The work here is mostly in writing tests and making it clear that it disables nested protected and protected fields.

Zertz avatar Apr 04 '16 03:04 Zertz

Which parts of the code are affected and have to be tested? May be we can help.

OliverFischer avatar Aug 05 '16 08:08 OliverFischer

Actually, rather than implementing yet another flag, I think we should perhaps be stricter and more "correct" in our use of HTTP verbs.

PATCH

  • Partially update a resource, this works now

POST

  • Create resources
  • Synonym to PATCH, whether we keep this or not is up for debate

PUT

  • Currently behavior is identical to PATCH, but it should entirely replace a resource instead

This is where most of the work is, which mostly boils down to:

  1. Skip the call to moredots
  2. Run the update without $set

I think that's pretty much it, let me know if you want to give it a shot! If you're not sure about the automated tests, send a PR and we'll go from there 👍

Zertz avatar Aug 07 '16 17:08 Zertz

what happens to the private nested fields functionality in the case of PUT ?

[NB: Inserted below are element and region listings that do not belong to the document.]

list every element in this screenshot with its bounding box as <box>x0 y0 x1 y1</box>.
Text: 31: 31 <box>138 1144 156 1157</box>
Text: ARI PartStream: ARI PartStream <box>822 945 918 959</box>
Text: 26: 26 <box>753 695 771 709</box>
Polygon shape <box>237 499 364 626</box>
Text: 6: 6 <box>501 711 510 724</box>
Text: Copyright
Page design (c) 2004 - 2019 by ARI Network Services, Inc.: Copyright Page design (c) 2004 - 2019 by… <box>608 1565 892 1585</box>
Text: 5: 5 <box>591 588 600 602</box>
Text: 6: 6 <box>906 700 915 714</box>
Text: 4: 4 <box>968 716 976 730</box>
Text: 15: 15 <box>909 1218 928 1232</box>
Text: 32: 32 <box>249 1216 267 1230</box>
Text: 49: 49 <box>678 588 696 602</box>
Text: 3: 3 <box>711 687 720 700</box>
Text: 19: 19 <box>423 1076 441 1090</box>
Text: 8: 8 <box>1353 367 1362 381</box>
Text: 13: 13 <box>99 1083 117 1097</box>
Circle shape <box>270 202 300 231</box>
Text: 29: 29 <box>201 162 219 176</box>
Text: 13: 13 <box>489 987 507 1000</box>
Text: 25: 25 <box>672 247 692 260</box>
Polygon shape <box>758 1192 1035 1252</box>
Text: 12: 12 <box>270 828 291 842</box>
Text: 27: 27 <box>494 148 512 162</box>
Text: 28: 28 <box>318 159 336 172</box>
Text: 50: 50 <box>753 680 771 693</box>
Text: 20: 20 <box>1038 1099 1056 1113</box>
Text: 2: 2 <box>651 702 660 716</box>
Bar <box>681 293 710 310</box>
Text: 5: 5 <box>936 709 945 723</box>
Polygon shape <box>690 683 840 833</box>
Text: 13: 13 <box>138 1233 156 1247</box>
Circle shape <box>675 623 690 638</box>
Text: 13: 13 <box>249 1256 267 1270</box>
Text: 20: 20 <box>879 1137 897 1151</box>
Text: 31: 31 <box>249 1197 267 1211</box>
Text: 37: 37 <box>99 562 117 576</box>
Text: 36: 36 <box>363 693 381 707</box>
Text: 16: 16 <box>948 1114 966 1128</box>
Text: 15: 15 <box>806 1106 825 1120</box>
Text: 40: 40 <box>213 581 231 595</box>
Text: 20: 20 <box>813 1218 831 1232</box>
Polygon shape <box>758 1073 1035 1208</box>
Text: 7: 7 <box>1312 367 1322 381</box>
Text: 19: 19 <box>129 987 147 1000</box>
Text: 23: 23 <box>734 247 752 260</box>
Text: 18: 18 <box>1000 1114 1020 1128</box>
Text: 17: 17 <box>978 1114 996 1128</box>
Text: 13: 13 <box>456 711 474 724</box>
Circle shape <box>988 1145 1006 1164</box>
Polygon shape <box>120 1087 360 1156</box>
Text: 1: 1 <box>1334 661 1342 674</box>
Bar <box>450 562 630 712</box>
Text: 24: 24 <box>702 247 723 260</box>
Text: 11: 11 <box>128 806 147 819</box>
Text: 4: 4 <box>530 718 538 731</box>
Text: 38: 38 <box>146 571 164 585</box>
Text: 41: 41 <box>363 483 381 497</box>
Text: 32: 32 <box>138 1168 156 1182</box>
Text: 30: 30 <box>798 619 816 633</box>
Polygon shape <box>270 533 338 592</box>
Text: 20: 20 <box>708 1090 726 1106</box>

i.e. if you have the object {foo: 1, bar:2} if you set bar to private, does that mean that nobody without the private permission would be able to PUT on that endpoint? Since if they are they would be able to eliminate bar by just PUT {foo: 3}

smirea avatar Aug 07 '16 17:08 smirea

Right, thanks for bringing that up. I see a couple options, but I'm open to hearing your suggestions.

  • Leave the nested private fields as is (which kind of defeats the purpose of PUT)
  • Deny access as soon as a private field would be overwritten (greatly limits the use cases)

In retrospect, enabling private/protected nested fields was not a great choice. I'm not against taking this away, but it would make upgrading very hard on users relying on this feature.

That said, if you see other options, please pitch in!

Zertz avatar Aug 07 '16 20:08 Zertz

Any progress here?

i4got10 avatar Oct 13 '17 12:10 i4got10

Due to some (of my own!) earlier development decisions, it's a simple issue with complicated ramifications 😞

Removing support for private/protected nested fields would make this issue a lot easier to fix. Honestly I think that would be a good thing, but it puts some of our users in a bad spot because their schema design might require it.

Zertz avatar Oct 13 '17 12:10 Zertz

This is pretty simple actually.

This code, becomes:

const cleanBody = depopulate(req.body)

if (options.updateDeep) {
  cleanBody = moredots(cleanBody)
}

Where updateDeep defaults to true.

The work here is mostly in writing tests and making it clear that it disables nested protected and protected fields.

Thank you, this worked for me. Can you elaborate on the nested protected and protected fields topic and what exactly needs to be done in order to get this merged? I'm very interested in having this feature in the official express-restify-mongoose repo.